Si Ian Brossat relève que le 16e est l'arrondissement le moins densément peuplé de la Capitale et qu'il y a par conséquent « de la place », la question qui anime le débat demeure donc « pourquoi le site du bois de Boulogne? ». Pour la majorité de Droite il ne fait aucun doute qu'il s'agit d'un choix idéologique, plus symbolique que pratique d'autant plus que les élus rapportent ne pas avoir été consultés.

« Il y'avait des possibilités, moins importantes mais on aurait pu mettre des camps d'hébergement dans trois quatre endroits du 16e arrondissement pour avoir le même résultat… En réalité madame Hidalgo et le préfet n'ont pas voulu parce que c'est parfaitement symbolique: Le bois de Boulogne paie parce qu'il est à côté du quartier riche de Paris, c'est-à-dire le 16e arrondissement ».

En somme, une provocation pour l'élu qui dénonce une « petite mesure politicienne », visant à faire croire que ses administrés ne seraient pas solidaires parce qu'ils protestent.

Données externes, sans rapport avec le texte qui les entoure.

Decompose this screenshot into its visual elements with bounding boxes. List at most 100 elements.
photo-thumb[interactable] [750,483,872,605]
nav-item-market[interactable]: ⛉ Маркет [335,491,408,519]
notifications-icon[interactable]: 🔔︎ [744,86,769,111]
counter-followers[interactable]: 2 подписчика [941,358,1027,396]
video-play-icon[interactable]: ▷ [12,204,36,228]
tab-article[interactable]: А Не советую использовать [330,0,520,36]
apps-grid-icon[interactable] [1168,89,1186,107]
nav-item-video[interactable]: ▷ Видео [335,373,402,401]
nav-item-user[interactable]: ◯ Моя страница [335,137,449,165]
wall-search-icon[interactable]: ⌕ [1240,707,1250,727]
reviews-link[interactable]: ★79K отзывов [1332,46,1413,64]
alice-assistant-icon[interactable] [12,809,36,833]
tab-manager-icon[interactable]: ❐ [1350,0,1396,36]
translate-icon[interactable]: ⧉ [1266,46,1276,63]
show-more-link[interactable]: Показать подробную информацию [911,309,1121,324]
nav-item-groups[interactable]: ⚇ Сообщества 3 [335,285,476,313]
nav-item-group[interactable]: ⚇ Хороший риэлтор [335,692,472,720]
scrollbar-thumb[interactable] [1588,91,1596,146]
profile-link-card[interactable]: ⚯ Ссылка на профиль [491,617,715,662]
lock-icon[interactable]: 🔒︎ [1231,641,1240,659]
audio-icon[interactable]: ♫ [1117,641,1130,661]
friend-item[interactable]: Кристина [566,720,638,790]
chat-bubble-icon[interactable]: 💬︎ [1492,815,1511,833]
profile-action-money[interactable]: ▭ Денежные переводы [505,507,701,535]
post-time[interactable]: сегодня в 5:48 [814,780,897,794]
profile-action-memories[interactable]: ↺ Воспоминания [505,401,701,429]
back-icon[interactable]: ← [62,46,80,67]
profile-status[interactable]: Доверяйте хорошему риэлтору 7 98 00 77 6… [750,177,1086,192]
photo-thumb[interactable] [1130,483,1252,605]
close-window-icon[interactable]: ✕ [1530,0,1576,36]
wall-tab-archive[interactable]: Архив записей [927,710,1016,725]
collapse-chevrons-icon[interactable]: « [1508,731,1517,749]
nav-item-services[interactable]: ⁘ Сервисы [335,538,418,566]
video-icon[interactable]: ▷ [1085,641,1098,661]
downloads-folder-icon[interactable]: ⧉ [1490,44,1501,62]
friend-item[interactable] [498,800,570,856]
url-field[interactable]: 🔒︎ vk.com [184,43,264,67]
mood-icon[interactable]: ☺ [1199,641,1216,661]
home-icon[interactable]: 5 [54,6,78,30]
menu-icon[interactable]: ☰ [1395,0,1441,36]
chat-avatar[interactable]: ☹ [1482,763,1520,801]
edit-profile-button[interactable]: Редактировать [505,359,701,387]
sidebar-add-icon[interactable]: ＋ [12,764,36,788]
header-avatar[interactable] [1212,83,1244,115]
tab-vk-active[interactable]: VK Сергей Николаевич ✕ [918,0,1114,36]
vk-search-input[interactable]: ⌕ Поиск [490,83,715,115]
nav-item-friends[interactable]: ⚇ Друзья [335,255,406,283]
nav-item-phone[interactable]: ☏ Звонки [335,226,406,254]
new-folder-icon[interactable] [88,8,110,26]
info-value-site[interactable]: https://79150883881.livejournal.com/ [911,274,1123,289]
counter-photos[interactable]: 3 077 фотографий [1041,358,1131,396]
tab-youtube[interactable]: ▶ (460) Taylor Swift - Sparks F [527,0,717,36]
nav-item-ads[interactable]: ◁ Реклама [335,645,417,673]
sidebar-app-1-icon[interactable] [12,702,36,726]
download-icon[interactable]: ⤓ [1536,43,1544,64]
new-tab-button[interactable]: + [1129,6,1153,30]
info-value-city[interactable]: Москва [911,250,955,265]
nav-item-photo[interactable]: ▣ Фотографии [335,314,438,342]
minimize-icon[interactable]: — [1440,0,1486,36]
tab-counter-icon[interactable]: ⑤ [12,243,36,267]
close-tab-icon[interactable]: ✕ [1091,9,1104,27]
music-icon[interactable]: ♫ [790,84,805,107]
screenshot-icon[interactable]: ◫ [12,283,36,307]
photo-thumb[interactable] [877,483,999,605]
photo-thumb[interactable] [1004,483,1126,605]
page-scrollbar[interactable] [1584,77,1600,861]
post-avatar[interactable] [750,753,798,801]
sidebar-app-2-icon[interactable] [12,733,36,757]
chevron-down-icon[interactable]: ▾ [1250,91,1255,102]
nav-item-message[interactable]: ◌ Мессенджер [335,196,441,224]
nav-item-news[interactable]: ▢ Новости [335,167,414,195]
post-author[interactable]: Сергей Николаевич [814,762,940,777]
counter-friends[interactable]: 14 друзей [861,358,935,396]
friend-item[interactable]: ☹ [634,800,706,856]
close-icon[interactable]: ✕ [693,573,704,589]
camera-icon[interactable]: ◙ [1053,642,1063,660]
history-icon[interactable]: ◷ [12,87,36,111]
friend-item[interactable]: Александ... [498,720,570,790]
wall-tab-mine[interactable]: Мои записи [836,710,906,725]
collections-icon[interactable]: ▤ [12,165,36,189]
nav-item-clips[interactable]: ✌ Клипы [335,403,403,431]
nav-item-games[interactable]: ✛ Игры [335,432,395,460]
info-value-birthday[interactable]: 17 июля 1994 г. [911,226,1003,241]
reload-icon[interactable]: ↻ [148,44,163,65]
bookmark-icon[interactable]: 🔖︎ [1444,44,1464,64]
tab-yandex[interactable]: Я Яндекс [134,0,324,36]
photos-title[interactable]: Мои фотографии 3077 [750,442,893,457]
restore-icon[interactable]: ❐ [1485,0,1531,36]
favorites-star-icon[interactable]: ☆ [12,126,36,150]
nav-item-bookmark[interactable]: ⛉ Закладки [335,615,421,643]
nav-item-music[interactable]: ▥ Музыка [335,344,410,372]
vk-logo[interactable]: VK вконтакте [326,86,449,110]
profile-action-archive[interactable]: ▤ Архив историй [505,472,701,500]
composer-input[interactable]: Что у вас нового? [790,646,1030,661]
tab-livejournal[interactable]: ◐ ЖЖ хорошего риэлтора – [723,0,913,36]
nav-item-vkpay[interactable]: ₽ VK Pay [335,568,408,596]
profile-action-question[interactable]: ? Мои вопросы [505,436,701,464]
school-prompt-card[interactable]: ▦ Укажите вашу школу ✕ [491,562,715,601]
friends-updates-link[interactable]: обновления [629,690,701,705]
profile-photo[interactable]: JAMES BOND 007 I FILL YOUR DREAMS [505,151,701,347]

Ian Bossart, et la Mairie de Paris de leur côté ne sont pas exempts d'accusations de position de type politique, au sujet de leur désir de mixité sociale notamment et de leur forte envie de « casser à tout prix les ghettos de riches », un leitmotiv bien plus qu'assumé par la Mairie de la ville de Paris:

« Ah, je l'assume totalement! Effectivement la ville de Paris, du moins à la majorité municipale nous n'aimons pas les ghettos: ni les ghettos de pauvres ni les ghettos de riches. Et Je pense qu'on vit mieux quand on vit ensemble et quand différentes catégories sociales vivent sur le même territoire, on ne peut pas accepter de vivre avec des barrières, on est au 21e siècle et je pense qu'il est temps qu'un certain nombre de préjugés, d'a priori, disparaissent, c'est effectivement notre volonté et j'assume totalement cette politique-là, une politique de brassage social, moi je crois que tout le monde y gagne et on vit mieux quand on permet à des populations d'horizons différents de vivre ensemble. En tout cas c'est la philosophie qu'est la nôtre et on est très déterminé à avancer dans cette direction ».

Il faut dire que la mairie de Paris mène une politique musclée en matière de logements sociaux, et ce afin de « rééquilibrer l'offre d'hébergement » et de « renforcer la mixité sociale là où aujourd'hui il y'en a trop peu », que cela soit dans le 16ème où d'autres projets sont en cours, comme par exemple cette centaine de logements sociaux avenue du maréchal Fayolle, où partout ailleurs dans Paris; notamment en ayant largement recours aux préemptions sur les logements de certains immeubles, on compte dans la capitale, plus de 250 adresses retenues rien que pour l'année 2014, le tout dans le but d'atteindre le taux de 30% de logements sociaux dans l'agglomération d'ici 2030, y compris dans le quartier des Champs Elysées.